Pulitzer-winning novelist visits campus
February 10, 2005
Prizewinning novelist Edward P. Jones’s description of his qualifications to tell one of the most celebrated stories of the year sounded simple: “just being a big liar.”
Jones’s literary work, however, is far from simple. His best selling novel, “The Known World,” which won the 2004 Pulitzer Prize for fiction, explores the complexities of the relationships between slaves and their owners in an imagined county in the antebellum South.
Jones appeared on campus on Feb. 3 as the first artist in the University’s seventh annual Literary Festival.

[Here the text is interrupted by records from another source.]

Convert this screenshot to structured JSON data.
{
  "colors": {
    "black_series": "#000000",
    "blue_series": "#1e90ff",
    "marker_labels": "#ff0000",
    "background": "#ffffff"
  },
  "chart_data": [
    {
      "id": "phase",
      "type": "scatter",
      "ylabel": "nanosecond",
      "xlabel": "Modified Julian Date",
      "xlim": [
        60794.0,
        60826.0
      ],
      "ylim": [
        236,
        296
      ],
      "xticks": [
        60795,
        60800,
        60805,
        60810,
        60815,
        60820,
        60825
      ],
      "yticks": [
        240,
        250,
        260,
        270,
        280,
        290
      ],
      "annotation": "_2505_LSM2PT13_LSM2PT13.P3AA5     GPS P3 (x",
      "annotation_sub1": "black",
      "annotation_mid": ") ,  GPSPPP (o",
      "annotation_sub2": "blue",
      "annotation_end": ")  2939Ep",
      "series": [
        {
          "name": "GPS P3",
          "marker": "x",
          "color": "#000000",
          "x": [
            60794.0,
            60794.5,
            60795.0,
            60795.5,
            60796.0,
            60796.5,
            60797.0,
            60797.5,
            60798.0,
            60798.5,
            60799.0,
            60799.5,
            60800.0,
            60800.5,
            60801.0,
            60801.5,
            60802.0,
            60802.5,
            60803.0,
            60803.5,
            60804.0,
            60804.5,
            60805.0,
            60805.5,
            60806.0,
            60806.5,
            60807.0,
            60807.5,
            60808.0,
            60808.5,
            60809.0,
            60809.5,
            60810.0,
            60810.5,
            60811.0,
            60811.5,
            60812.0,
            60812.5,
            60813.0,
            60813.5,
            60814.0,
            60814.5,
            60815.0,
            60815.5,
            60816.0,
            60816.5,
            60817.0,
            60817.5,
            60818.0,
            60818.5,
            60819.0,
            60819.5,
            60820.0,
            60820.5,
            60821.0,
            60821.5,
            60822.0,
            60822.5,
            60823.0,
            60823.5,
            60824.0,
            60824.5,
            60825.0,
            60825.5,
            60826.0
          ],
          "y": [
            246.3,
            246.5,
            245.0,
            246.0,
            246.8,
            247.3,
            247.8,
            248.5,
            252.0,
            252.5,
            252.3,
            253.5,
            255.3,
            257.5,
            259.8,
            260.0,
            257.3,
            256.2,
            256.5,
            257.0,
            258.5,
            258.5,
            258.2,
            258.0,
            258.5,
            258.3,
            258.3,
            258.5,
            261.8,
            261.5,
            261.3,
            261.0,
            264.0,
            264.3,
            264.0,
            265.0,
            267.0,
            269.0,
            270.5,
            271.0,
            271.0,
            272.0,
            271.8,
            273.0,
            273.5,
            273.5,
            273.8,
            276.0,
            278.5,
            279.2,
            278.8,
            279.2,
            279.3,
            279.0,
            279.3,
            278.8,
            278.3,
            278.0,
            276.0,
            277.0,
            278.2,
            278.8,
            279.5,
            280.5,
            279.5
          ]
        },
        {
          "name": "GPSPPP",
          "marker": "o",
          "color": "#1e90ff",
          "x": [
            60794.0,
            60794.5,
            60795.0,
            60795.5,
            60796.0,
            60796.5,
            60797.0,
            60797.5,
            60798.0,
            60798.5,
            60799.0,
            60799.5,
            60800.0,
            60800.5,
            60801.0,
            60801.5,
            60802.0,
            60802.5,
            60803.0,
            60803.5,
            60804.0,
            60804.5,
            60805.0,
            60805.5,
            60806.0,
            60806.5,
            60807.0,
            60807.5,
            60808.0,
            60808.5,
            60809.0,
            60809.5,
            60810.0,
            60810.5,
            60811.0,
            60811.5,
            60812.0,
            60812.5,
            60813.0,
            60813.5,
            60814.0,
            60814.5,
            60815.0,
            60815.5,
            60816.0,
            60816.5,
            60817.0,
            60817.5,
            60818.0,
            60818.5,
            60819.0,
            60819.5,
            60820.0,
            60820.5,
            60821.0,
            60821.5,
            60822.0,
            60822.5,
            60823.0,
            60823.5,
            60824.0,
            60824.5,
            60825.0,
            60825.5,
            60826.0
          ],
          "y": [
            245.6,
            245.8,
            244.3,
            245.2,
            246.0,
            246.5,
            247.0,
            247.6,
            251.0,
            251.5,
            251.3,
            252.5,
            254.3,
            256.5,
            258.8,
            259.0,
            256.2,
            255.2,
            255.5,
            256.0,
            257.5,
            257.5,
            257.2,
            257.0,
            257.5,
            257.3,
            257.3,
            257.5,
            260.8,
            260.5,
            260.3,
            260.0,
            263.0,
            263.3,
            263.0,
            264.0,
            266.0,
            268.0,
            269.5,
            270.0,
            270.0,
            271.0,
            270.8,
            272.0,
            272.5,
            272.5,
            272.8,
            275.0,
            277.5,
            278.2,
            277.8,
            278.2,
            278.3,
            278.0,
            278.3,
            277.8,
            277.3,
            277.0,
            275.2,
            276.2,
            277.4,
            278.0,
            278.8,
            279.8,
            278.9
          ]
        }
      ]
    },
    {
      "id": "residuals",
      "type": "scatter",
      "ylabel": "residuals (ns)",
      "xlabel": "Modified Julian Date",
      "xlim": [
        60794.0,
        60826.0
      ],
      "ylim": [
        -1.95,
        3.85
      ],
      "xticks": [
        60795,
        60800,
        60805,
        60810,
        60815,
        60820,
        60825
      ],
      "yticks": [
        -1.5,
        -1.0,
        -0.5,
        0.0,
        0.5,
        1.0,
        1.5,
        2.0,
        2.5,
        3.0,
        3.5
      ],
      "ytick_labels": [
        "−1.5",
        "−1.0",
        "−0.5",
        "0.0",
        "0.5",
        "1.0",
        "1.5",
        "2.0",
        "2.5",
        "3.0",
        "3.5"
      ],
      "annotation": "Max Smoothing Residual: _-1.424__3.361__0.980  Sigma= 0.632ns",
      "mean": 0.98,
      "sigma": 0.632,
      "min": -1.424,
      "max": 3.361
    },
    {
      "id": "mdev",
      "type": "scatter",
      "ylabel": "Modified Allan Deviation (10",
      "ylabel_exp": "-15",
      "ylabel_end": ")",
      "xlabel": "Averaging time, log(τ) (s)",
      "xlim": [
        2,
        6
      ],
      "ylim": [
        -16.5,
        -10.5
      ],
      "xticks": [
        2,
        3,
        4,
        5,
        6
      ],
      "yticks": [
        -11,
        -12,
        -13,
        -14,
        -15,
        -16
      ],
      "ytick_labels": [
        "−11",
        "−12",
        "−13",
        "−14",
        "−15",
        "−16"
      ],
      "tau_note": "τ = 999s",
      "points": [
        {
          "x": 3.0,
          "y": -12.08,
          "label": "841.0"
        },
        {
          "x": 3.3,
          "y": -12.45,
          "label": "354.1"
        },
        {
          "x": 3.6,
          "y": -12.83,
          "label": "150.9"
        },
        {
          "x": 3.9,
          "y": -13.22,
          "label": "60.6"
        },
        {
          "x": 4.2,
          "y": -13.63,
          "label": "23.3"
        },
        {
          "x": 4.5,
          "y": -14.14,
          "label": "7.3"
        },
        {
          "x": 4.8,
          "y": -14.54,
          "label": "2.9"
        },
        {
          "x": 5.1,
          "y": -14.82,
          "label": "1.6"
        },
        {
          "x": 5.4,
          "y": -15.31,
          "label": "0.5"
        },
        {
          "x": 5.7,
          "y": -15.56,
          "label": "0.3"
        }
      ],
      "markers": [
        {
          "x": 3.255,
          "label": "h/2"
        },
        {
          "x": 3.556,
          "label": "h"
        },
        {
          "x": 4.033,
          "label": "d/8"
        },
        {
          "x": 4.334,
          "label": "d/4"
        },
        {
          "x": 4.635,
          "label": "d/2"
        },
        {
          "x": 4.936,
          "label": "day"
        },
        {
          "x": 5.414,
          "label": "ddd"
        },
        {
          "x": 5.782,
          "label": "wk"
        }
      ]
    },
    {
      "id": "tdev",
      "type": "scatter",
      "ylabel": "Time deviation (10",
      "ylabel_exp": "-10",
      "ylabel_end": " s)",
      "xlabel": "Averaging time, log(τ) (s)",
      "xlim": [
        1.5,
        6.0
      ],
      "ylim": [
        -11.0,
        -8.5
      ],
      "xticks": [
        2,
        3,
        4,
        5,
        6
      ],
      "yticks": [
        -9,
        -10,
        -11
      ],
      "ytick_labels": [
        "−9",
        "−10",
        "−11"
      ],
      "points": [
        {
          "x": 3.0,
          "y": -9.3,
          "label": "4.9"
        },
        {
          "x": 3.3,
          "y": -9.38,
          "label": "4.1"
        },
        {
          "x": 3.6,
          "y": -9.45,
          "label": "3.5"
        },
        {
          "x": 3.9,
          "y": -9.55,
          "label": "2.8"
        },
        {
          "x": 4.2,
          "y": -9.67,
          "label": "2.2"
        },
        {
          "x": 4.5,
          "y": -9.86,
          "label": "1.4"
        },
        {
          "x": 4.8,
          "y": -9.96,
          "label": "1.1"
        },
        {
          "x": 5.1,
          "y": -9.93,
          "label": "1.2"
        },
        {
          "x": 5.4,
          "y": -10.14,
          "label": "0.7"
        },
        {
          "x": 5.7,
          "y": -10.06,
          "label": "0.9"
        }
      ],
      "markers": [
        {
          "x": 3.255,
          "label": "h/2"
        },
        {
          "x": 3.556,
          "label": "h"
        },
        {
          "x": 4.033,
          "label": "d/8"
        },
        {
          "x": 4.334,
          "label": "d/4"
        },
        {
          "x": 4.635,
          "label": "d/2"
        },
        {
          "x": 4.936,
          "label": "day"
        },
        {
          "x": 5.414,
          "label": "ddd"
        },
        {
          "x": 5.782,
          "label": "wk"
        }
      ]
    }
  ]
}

“Fiction is all about trying to tell the biggest lie in order to tell the greatest truth,” Jones told the audience, who gathered in the Villanova Room on Feb. 3 to hear him read from his acclaimed novel, “The Known World,” and from two of his short stories.
The author claims to have done no research for his historically set novel, saying research is overrated as a novelist’s tool.
Jones explained that he had been forming the epic in his mind for about 10 years while he worked a completely unrelated day job. When he initially set out to write the novel, he intended to do historical research but never followed through.
If he had done research, he would have felt required to share all the facts he found with his reader, preventing him from telling his own story, he said.
The novel instead uses invented facts and figures and imaginary places to lend authenticity to the narrative.
The unassuming writer, who spent the 10 years prior to the publication of his novel writing for a tax trade publication, said his writing is not always on his mind, as one might expect.
“There are days when it’s no more important to me than cleaning the kitchen sink,” he said, although he admitted that creativity is difficult to stifle.
“The creative part of the brain works no matter what,” he said. “It can’t stop, because you are compelled to write. You can’t stop.”
In addition to the Pulitzer, “The Known World” has won the National Book Critics Circle Award.
The author was also recently awarded the prestigious MacArthur Fellowship to continue his creative work.
Jones received his undergraduate degree from the College of Holy Cross and his master’s degree in fine arts from the University of Virginia. He has taught at various American universities, and resides in Washington, D.C.
The Literary Festival will continue with appearances by a diverse group of artists, including novelist Karen Tei Yamashita, Irish poet Eiléan Nà Chuilleanáin, performance poet Sekou Sundiata and rocker memoirist Jacob Slichter.